A principal crítica do setor agropecuário diz respeito à possibilidade de confusão entre produtos nutricionalmente distintos. Embora o consumidor moderno esteja cada vez mais informado, o setor leiteiro defende que as embalagens devem refletir com precisão a origem e composição do alimento. Para esses representantes, a regulamentação proposta é uma forma de proteger o consumidor e garantir equidade entre os mercados.
De acordo com a atual legislação brasileira, o leite é definido como “produto oriundo da ordenha completa, ininterrupta e em condições de higiene, de vacas sadias e bem alimentadas”. No entanto, não há diretrizes claras sobre os produtos vegetais com aparência e função similar ao leite tradicional. Essa ausência de normatização tem gerado lacunas e disputas interpretativas, o que reforça a defesa por uma legislação mais específica.
Indústria plant based rebate e defende inclusão
Por outro lado, representantes da indústria de alimentos plant based argumentam que a rotulagem já passou por grandes avanços e que a maioria das marcas utiliza termos claros, como “bebida vegetal”, seguidos do ingrediente principal, como “à base de aveia” ou “de soja”. Para o setor, não há mais indução ao erro por parte das empresas — pelo contrário, o uso de palavras familiares como “leite” facilita a identificação do produto e sua funcionalidade no cotidiano.
Entidades como a Sociedade Vegetariana Brasileira (SVB) reforçaram ainda que o consumo desses produtos vai além de uma escolha de estilo de vida. Em muitos casos, trata-se de uma necessidade de saúde, como no caso de pessoas com alergia à proteína do leite ou intolerância à lactose. A proposta de proibir o uso do termo “leite” em bebidas vegetais, portanto, é vista por esse grupo como uma barreira de acesso e um retrocesso na inclusão alimentar.
Norma em aberto e debate sobre liberdade comercial
A Agência Nacional de Vigilância Sanitária (Anvisa), responsável pela fiscalização de alimentos no país, também participou da audiência e se mostrou favorável à regulamentação — mas com ressalvas. Segundo o órgão, a proibição total pode ser excessiva e causar confusão em casos já consolidados, como “leite de coco”, “leite de castanha” ou “leite de arroz”, usados há décadas no mercado brasileiro e na tradição culinária nacional.

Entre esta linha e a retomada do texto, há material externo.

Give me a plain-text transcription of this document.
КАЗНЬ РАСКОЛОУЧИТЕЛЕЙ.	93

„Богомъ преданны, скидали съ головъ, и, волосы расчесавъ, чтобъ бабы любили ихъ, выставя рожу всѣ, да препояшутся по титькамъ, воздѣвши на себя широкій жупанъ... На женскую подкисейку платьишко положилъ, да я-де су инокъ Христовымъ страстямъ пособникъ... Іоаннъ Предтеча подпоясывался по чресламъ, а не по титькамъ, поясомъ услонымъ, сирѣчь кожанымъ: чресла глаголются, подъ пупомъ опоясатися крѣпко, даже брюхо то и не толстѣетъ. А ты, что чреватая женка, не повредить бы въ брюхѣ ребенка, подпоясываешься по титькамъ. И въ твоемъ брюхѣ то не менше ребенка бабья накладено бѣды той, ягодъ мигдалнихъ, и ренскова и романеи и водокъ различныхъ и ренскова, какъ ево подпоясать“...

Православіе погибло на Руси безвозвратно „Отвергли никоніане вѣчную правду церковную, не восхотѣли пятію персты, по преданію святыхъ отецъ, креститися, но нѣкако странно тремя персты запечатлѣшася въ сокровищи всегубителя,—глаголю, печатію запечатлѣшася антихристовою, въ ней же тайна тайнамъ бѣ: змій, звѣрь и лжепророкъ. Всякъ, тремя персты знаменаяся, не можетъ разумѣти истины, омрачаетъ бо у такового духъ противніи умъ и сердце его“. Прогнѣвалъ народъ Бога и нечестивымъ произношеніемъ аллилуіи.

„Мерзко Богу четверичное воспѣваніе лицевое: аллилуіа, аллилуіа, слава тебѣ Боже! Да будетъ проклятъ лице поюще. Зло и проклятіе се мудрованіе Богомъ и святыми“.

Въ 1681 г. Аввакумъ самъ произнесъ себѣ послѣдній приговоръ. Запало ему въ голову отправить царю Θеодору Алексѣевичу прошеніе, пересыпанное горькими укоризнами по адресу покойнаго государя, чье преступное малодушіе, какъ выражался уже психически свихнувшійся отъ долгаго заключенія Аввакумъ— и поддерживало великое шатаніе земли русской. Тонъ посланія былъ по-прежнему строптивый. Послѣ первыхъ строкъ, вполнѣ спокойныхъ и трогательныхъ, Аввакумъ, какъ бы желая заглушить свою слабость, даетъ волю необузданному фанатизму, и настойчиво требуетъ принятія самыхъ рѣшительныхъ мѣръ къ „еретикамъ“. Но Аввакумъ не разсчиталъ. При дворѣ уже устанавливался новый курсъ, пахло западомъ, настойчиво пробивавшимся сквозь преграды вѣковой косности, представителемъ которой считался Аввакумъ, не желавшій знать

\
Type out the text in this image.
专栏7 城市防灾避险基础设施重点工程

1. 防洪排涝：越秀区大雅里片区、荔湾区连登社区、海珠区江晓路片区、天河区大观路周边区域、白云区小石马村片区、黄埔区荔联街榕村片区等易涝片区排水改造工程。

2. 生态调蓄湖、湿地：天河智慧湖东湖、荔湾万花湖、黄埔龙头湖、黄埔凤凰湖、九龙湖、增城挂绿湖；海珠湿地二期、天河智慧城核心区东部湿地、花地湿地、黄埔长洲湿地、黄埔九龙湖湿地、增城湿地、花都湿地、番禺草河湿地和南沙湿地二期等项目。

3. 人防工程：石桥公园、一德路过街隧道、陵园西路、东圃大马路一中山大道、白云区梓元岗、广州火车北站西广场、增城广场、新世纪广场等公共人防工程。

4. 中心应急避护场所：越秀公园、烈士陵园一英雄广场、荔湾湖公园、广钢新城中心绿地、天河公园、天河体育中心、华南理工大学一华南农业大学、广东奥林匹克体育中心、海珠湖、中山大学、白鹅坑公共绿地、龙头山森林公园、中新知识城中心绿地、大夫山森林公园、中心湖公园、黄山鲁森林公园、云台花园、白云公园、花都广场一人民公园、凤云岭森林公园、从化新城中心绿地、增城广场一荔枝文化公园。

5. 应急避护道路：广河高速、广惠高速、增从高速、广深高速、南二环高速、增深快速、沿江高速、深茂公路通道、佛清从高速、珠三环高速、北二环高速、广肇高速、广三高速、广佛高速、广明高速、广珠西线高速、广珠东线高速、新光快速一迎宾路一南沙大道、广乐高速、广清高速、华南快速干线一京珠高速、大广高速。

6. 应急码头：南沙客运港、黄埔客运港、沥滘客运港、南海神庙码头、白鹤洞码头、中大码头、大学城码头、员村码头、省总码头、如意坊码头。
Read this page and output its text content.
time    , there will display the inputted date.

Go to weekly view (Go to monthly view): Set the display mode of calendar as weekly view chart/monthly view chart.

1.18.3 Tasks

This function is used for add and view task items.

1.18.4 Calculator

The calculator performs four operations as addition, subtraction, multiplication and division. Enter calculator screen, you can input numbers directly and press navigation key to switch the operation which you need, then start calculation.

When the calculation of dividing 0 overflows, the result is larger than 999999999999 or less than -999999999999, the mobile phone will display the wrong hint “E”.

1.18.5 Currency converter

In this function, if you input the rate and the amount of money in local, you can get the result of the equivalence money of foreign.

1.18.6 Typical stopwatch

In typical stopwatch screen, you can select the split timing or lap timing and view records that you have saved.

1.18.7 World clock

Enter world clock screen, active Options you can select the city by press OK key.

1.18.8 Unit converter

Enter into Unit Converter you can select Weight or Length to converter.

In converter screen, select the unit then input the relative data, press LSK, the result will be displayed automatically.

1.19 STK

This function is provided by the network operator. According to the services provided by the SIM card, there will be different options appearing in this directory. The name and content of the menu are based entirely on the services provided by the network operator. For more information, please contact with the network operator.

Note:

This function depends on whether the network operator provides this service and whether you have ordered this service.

Uma alternativa levantada pela Anvisa foi permitir o uso do termo “leite” desde que acompanhado por descrições claras da origem vegetal, com o mesmo destaque visual na embalagem. A proposta visa preservar a clareza para o consumidor sem restringir indevidamente o setor produtivo. Também foi sugerida a proibição de imagens que remetam ao leite animal, como jatos brancos em copos de vidro ou representações gráficas de ordenha, que poderiam induzir a uma equivalência equivocada.
Sem data para votação, mas com pressão crescente
O projeto de lei 10.556/2018, que deu origem à discussão, ainda não tem data marcada para votação. O relator da matéria, deputado federal Heitor Schuch (PSB-RS), afirmou que pretende apresentar seu parecer final ainda neste mês. Enquanto isso, os dois lados da disputa seguem mobilizados: de um lado, o setor leiteiro busca preservar seu mercado diante do crescimento dos alimentos plant based; de outro, a indústria alternativa defende o direito à coexistência, desde que respeitadas regras claras de transparência e informação.